Tu as mal ?
Oui !
On te donne cette mixture tous les combien ?
Tous les trois jours !
Et ça te fait mal pendant combien de temps ?
Trois jours !
Je comprends ce que le médecin m’a dit le matin au téléphone. Que pour la fin on met en place le « protocole ». D’abord morphine. Ensuite anxiolytiques, à la fin.
Ma fille et moi prenons congé de mon père, je lui dis que je m’occupe de ça, la souffrance, et que je reviens le voir demain. Je vais voir le médecin dans son petit bureau du quatrième étage, conviens avec elle qu’on peut y aller, qu’on ne mégote pas. Elle hoche la tête.
Des gestes saccadés de boxeur aveugle, ou d’insecte. Presque une mante religieuse.
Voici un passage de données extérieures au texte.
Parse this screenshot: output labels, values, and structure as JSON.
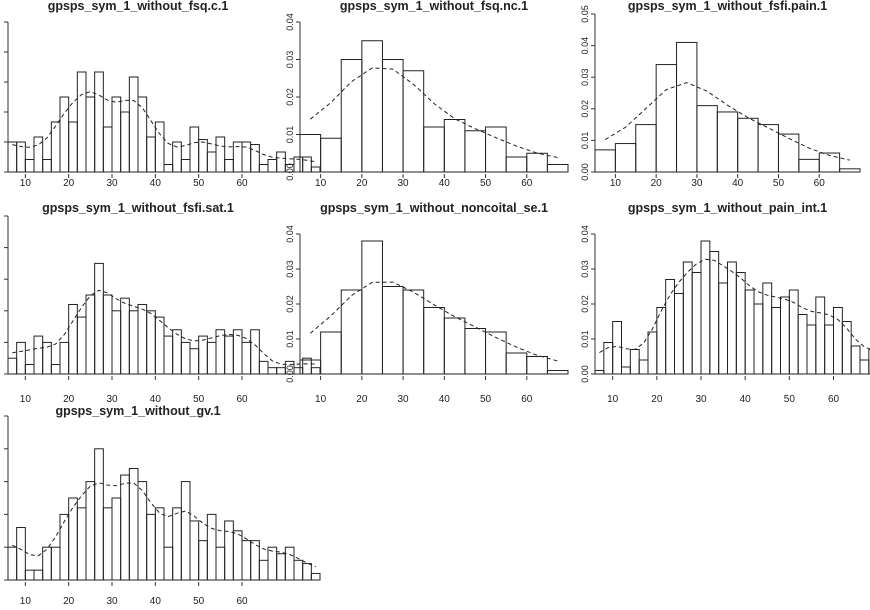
{
  "chart_data": [
    {
      "type": "bar",
      "title": "gpsps_sym_1_without_fsq.c.1",
      "bin_width": 2,
      "x_start": 6,
      "values": [
        0.012,
        0.012,
        0.005,
        0.014,
        0.005,
        0.02,
        0.03,
        0.02,
        0.04,
        0.03,
        0.04,
        0.018,
        0.03,
        0.024,
        0.038,
        0.03,
        0.014,
        0.02,
        0.003,
        0.012,
        0.005,
        0.018,
        0.013,
        0.008,
        0.014,
        0.005,
        0.012,
        0.012,
        0.011,
        0.003,
        0.005,
        0.008,
        0.003,
        0.006,
        0.006,
        0.002
      ],
      "xlim": [
        6,
        66
      ],
      "ylim": [
        0,
        0.06
      ],
      "xticks": [
        10,
        20,
        30,
        40,
        50,
        60
      ],
      "yticks": []
    },
    {
      "type": "bar",
      "title": "gpsps_sym_1_without_fsq.nc.1",
      "bin_width": 5,
      "x_start": 5,
      "values": [
        0.01,
        0.009,
        0.03,
        0.035,
        0.03,
        0.027,
        0.012,
        0.014,
        0.011,
        0.012,
        0.004,
        0.005,
        0.002
      ],
      "xlim": [
        5,
        70
      ],
      "ylim": [
        0,
        0.04
      ],
      "xticks": [
        10,
        20,
        30,
        40,
        50,
        60
      ],
      "yticks": [
        0.0,
        0.01,
        0.02,
        0.03,
        0.04
      ]
    },
    {
      "type": "bar",
      "title": "gpsps_sym_1_without_fsfi.pain.1",
      "bin_width": 5,
      "x_start": 5,
      "values": [
        0.007,
        0.009,
        0.015,
        0.034,
        0.041,
        0.021,
        0.019,
        0.017,
        0.015,
        0.012,
        0.004,
        0.006,
        0.001
      ],
      "xlim": [
        5,
        70
      ],
      "ylim": [
        0,
        0.05
      ],
      "xticks": [
        10,
        20,
        30,
        40,
        50,
        60
      ],
      "yticks": [
        0.0,
        0.01,
        0.02,
        0.03,
        0.04,
        0.05
      ]
    },
    {
      "type": "bar",
      "title": "gpsps_sym_1_without_fsfi.sat.1",
      "bin_width": 2,
      "x_start": 6,
      "values": [
        0.005,
        0.01,
        0.003,
        0.012,
        0.01,
        0.003,
        0.01,
        0.022,
        0.018,
        0.025,
        0.035,
        0.025,
        0.02,
        0.024,
        0.02,
        0.022,
        0.02,
        0.018,
        0.012,
        0.014,
        0.01,
        0.008,
        0.012,
        0.01,
        0.014,
        0.012,
        0.014,
        0.01,
        0.014,
        0.004,
        0.002,
        0.002,
        0.004,
        0.002,
        0.005,
        0.002
      ],
      "xlim": [
        6,
        66
      ],
      "ylim": [
        0,
        0.05
      ],
      "xticks": [
        10,
        20,
        30,
        40,
        50,
        60
      ],
      "yticks": []
    },
    {
      "type": "bar",
      "title": "gpsps_sym_1_without_noncoital_se.1",
      "bin_width": 5,
      "x_start": 5,
      "values": [
        0.004,
        0.012,
        0.024,
        0.038,
        0.025,
        0.024,
        0.019,
        0.016,
        0.013,
        0.012,
        0.006,
        0.005,
        0.001
      ],
      "xlim": [
        5,
        70
      ],
      "ylim": [
        0,
        0.04
      ],
      "xticks": [
        10,
        20,
        30,
        40,
        50,
        60
      ],
      "yticks": [
        0.0,
        0.01,
        0.02,
        0.03,
        0.04
      ]
    },
    {
      "type": "bar",
      "title": "gpsps_sym_1_without_pain_int.1",
      "bin_width": 2,
      "x_start": 6,
      "values": [
        0.001,
        0.009,
        0.015,
        0.002,
        0.007,
        0.004,
        0.012,
        0.019,
        0.027,
        0.023,
        0.032,
        0.029,
        0.038,
        0.035,
        0.026,
        0.032,
        0.029,
        0.024,
        0.02,
        0.026,
        0.019,
        0.022,
        0.024,
        0.017,
        0.014,
        0.022,
        0.014,
        0.019,
        0.015,
        0.008,
        0.004,
        0.007,
        0.009,
        0.005,
        0.005,
        0.002
      ],
      "xlim": [
        6,
        66
      ],
      "ylim": [
        0,
        0.04
      ],
      "xticks": [
        10,
        20,
        30,
        40,
        50,
        60
      ],
      "yticks": [
        0.0,
        0.01,
        0.02,
        0.03,
        0.04
      ]
    },
    {
      "type": "bar",
      "title": "gpsps_sym_1_without_gv.1",
      "bin_width": 2,
      "x_start": 6,
      "values": [
        0.01,
        0.016,
        0.003,
        0.003,
        0.01,
        0.01,
        0.02,
        0.025,
        0.022,
        0.03,
        0.04,
        0.022,
        0.025,
        0.032,
        0.034,
        0.03,
        0.02,
        0.022,
        0.01,
        0.022,
        0.03,
        0.018,
        0.012,
        0.02,
        0.01,
        0.018,
        0.015,
        0.012,
        0.012,
        0.006,
        0.01,
        0.008,
        0.01,
        0.006,
        0.005,
        0.002
      ],
      "xlim": [
        6,
        66
      ],
      "ylim": [
        0,
        0.05
      ],
      "xticks": [
        10,
        20,
        30,
        40,
        50,
        60
      ],
      "yticks": []
    }
  ]
}
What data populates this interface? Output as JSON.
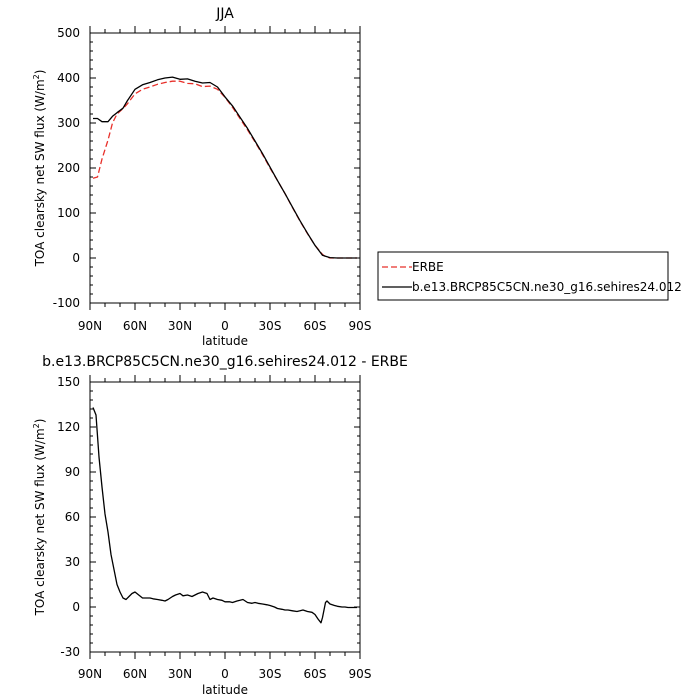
{
  "chart_data": [
    {
      "type": "line",
      "title": "JJA",
      "xlabel": "latitude",
      "ylabel_main": "TOA clearsky net SW flux (W/m",
      "ylabel_sup": "2",
      "ylabel_close": ")",
      "ylim": [
        -100,
        500
      ],
      "yticks": [
        -100,
        0,
        100,
        200,
        300,
        400,
        500
      ],
      "xlim": [
        90,
        -90
      ],
      "xticks": [
        90,
        60,
        30,
        0,
        -30,
        -60,
        -90
      ],
      "xtick_labels": [
        "90N",
        "60N",
        "30N",
        "0",
        "30S",
        "60S",
        "90S"
      ],
      "legend": {
        "placement": "outside-right"
      },
      "series": [
        {
          "name": "ERBE",
          "color": "#e8302a",
          "dash": "dashed",
          "x": [
            88,
            85,
            82,
            78,
            75,
            72,
            68,
            65,
            60,
            55,
            50,
            45,
            40,
            35,
            30,
            25,
            20,
            15,
            10,
            5,
            0,
            -5,
            -10,
            -15,
            -20,
            -25,
            -30,
            -35,
            -40,
            -45,
            -50,
            -55,
            -60,
            -65,
            -67,
            -70,
            -75,
            -80,
            -85,
            -88
          ],
          "y": [
            177,
            180,
            220,
            262,
            300,
            320,
            332,
            343,
            365,
            375,
            380,
            386,
            390,
            393,
            393,
            388,
            387,
            381,
            382,
            375,
            357,
            335,
            310,
            285,
            258,
            230,
            200,
            172,
            143,
            112,
            82,
            54,
            28,
            8,
            3,
            0,
            0,
            0,
            0,
            0
          ]
        },
        {
          "name": "b.e13.BRCP85C5CN.ne30_g16.sehires24.012",
          "color": "#000000",
          "dash": "solid",
          "x": [
            88,
            85,
            82,
            78,
            75,
            72,
            68,
            65,
            60,
            55,
            50,
            45,
            40,
            35,
            30,
            25,
            20,
            15,
            10,
            5,
            0,
            -5,
            -10,
            -15,
            -20,
            -25,
            -30,
            -35,
            -40,
            -45,
            -50,
            -55,
            -60,
            -65,
            -67,
            -70,
            -75,
            -80,
            -85,
            -88
          ],
          "y": [
            310,
            310,
            303,
            303,
            315,
            323,
            333,
            350,
            375,
            385,
            390,
            396,
            400,
            402,
            397,
            398,
            393,
            389,
            390,
            380,
            358,
            338,
            313,
            288,
            260,
            232,
            202,
            172,
            143,
            113,
            83,
            55,
            28,
            6,
            4,
            1,
            0,
            0,
            0,
            0
          ]
        }
      ]
    },
    {
      "type": "line",
      "title": "b.e13.BRCP85C5CN.ne30_g16.sehires24.012 - ERBE",
      "xlabel": "latitude",
      "ylabel_main": "TOA clearsky net SW flux (W/m",
      "ylabel_sup": "2",
      "ylabel_close": ")",
      "ylim": [
        -30,
        150
      ],
      "yticks": [
        -30,
        0,
        30,
        60,
        90,
        120,
        150
      ],
      "xlim": [
        90,
        -90
      ],
      "xticks": [
        90,
        60,
        30,
        0,
        -30,
        -60,
        -90
      ],
      "xtick_labels": [
        "90N",
        "60N",
        "30N",
        "0",
        "30S",
        "60S",
        "90S"
      ],
      "series": [
        {
          "color": "#000000",
          "dash": "solid",
          "x": [
            88,
            86,
            84,
            82,
            80,
            78,
            76,
            74,
            72,
            70,
            68,
            66,
            64,
            62,
            60,
            55,
            50,
            48,
            45,
            42,
            40,
            38,
            35,
            33,
            30,
            28,
            25,
            22,
            20,
            18,
            15,
            12,
            10,
            8,
            5,
            2,
            0,
            -3,
            -5,
            -8,
            -10,
            -12,
            -15,
            -18,
            -20,
            -22,
            -25,
            -28,
            -30,
            -33,
            -35,
            -38,
            -40,
            -42,
            -45,
            -48,
            -50,
            -52,
            -55,
            -58,
            -60,
            -62,
            -64,
            -65,
            -66,
            -67,
            -68,
            -70,
            -73,
            -75,
            -78,
            -80,
            -82,
            -85,
            -88
          ],
          "y": [
            133,
            128,
            100,
            80,
            62,
            50,
            35,
            25,
            15,
            10,
            6,
            5,
            7,
            9,
            10,
            6,
            6,
            5.5,
            5,
            4.5,
            4,
            5,
            7,
            8,
            9,
            7.5,
            8,
            7,
            8,
            9,
            10,
            9,
            5,
            6,
            5,
            4.5,
            3.5,
            3.5,
            3,
            4,
            4.5,
            5,
            3,
            2.5,
            3,
            2.5,
            2,
            1.5,
            1,
            0,
            -1,
            -1.5,
            -2,
            -2,
            -2.5,
            -3,
            -2.5,
            -2,
            -3,
            -3.5,
            -5,
            -8,
            -10.5,
            -7,
            -2,
            3,
            4,
            2,
            1,
            0.5,
            0,
            0,
            -0.3,
            -0.3,
            -0.3
          ]
        }
      ]
    }
  ]
}
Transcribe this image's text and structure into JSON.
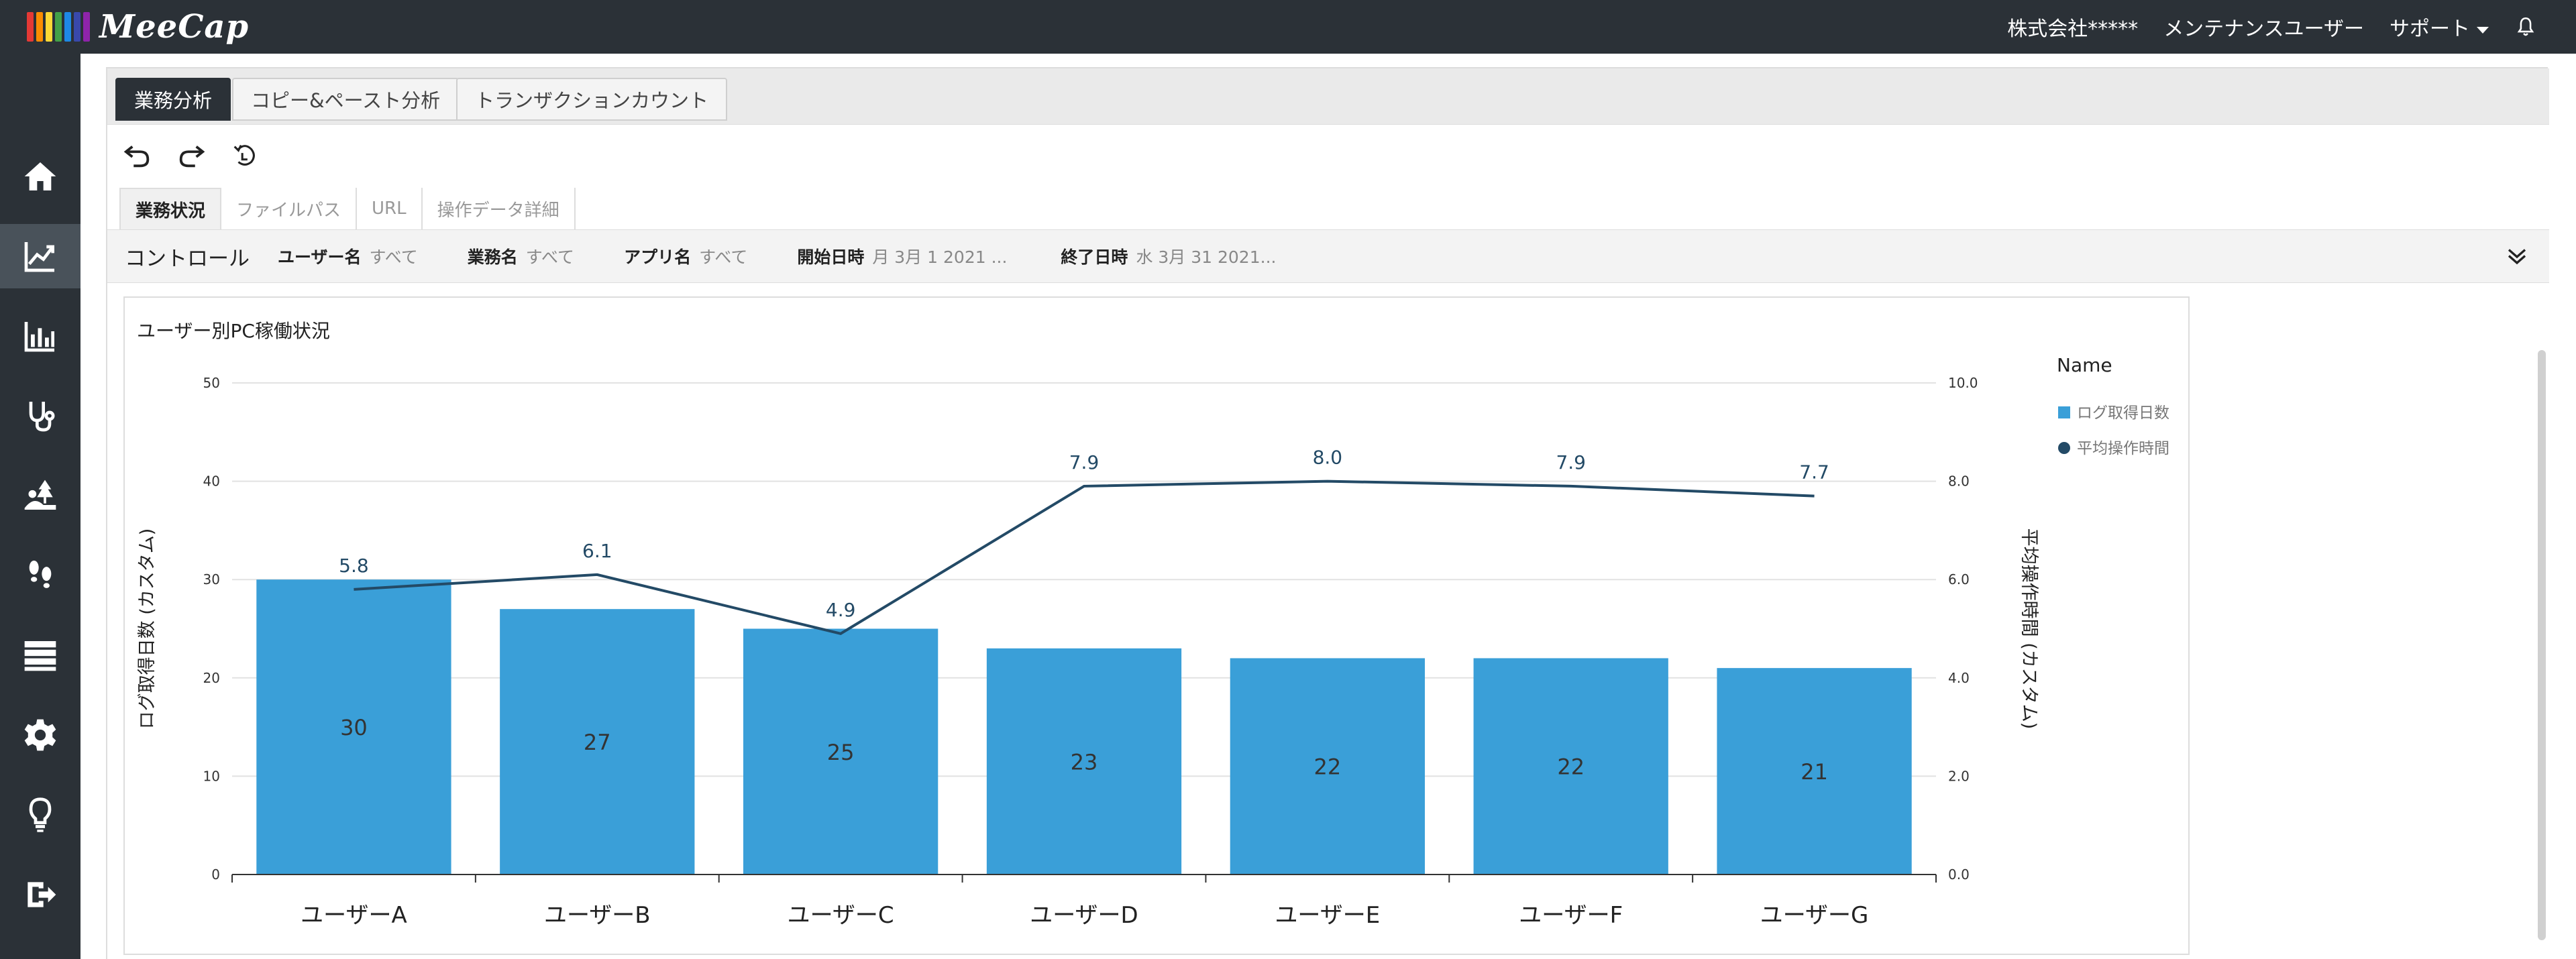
{
  "app": {
    "logo_text": "MeeCap"
  },
  "topnav": {
    "company": "株式会社*****",
    "user": "メンテナンスユーザー",
    "support": "サポート"
  },
  "sidebar": {
    "items": [
      {
        "name": "home",
        "active": false
      },
      {
        "name": "line-chart",
        "active": true
      },
      {
        "name": "bar-chart",
        "active": false
      },
      {
        "name": "stethoscope",
        "active": false
      },
      {
        "name": "tree",
        "active": false
      },
      {
        "name": "footsteps",
        "active": false
      },
      {
        "name": "server",
        "active": false
      },
      {
        "name": "gear",
        "active": false
      },
      {
        "name": "lightbulb",
        "active": false
      },
      {
        "name": "logout",
        "active": false
      }
    ]
  },
  "tabs": [
    {
      "label": "業務分析",
      "active": true
    },
    {
      "label": "コピー&ペースト分析",
      "active": false
    },
    {
      "label": "トランザクションカウント",
      "active": false
    }
  ],
  "subtabs": [
    {
      "label": "業務状況",
      "active": true
    },
    {
      "label": "ファイルパス",
      "active": false
    },
    {
      "label": "URL",
      "active": false
    },
    {
      "label": "操作データ詳細",
      "active": false
    }
  ],
  "controls": {
    "title": "コントロール",
    "filters": [
      {
        "key": "ユーザー名",
        "value": "すべて"
      },
      {
        "key": "業務名",
        "value": "すべて"
      },
      {
        "key": "アプリ名",
        "value": "すべて"
      },
      {
        "key": "開始日時",
        "value": "月 3月 1 2021 ..."
      },
      {
        "key": "終了日時",
        "value": "水 3月 31 2021..."
      }
    ]
  },
  "colors": {
    "bar": "#3a9fd8",
    "line": "#234a66",
    "topbar": "#2b3137"
  },
  "chart_data": {
    "type": "bar",
    "title": "ユーザー別PC稼働状況",
    "categories": [
      "ユーザーA",
      "ユーザーB",
      "ユーザーC",
      "ユーザーD",
      "ユーザーE",
      "ユーザーF",
      "ユーザーG"
    ],
    "series": [
      {
        "name": "ログ取得日数",
        "type": "bar",
        "axis": "left",
        "values": [
          30,
          27,
          25,
          23,
          22,
          22,
          21
        ]
      },
      {
        "name": "平均操作時間",
        "type": "line",
        "axis": "right",
        "values": [
          5.8,
          6.1,
          4.9,
          7.9,
          8.0,
          7.9,
          7.7
        ]
      }
    ],
    "ylabel": "ログ取得日数 (カスタム)",
    "y2label": "平均操作時間 (カスタム)",
    "ylim": [
      0,
      50
    ],
    "y2lim": [
      0,
      10
    ],
    "yticks": [
      "0",
      "10",
      "20",
      "30",
      "40",
      "50"
    ],
    "y2ticks": [
      "0.0",
      "2.0",
      "4.0",
      "6.0",
      "8.0",
      "10.0"
    ],
    "legend_title": "Name",
    "legend_position": "right",
    "grid": true
  }
}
Pourtant pas son genre… Les yeux fermés repliés vers l’intérieur lointain. Parfois les mains du peintre jettent la peinture sur la toile au-delà du lit, au-delà de la chambre, au-delà de nous.
Deux jours. Appel de mon fils qui l’a senti s’éteindre sans bruit. Il va quitter l’hôpital, je l’embrasse. Il peut partir, je vais venir.
L’infirmière me donne la plante en pot. Elle est rouge. On me dit que le fauteuil roulant était le sien, je le déplie. Les trois sacs de plastique de ses affaires s’entassent sur le siège. Ma main droite poussant le fauteuil, je rentre dans le monte-charge, un grand miroir au fond. Sale gueule. L’autre main tient la plante qui tremble un peu. L’ascenseur descend lentement. J’ai l’air de Roberto Benigni.
Je me dirige vers la sortie, vers la voiture garée dans la rue, cherchant du regard ma cousine qui s’est perdue dans les couloirs. C’est elle qui a les clés. Je descends la rampe jusqu’à la barrière, me retrouve seul avec le fauteuil devant la voiture, ne peux laisser tout cela dehors. Je remonte chercher la cousine, traverse à nouveau les couloirs, poussant le fauteuil avec son fantôme de sacs plastiques, la plante secouée qui perd quelques feuilles. Je reprends le monte-charge, de nouveau Roberto Benigni. Au quatrième, personne. Je redescends, finis par retrouver la cousine qui a pris le bon couloir. Nous repartons vers la voiture.
J’ai fini de promener le fantôme, rempli le coffre des sacs mous et glissants pleins de vêtements. Pas possible de retrouver mon père. Il est au sous-sol dans la chambre froide. Je n’ai pas envie d’aller le voir. On me l’a proposé, mais ça y est, il est de l’autre côté. Lui auquel on pouvait passer un coup de fil à n’importe quel moment, lui qui aurait « traversé les flammes » pour nous, comme me l’a dit une vieille amie ; je ne l’entends plus.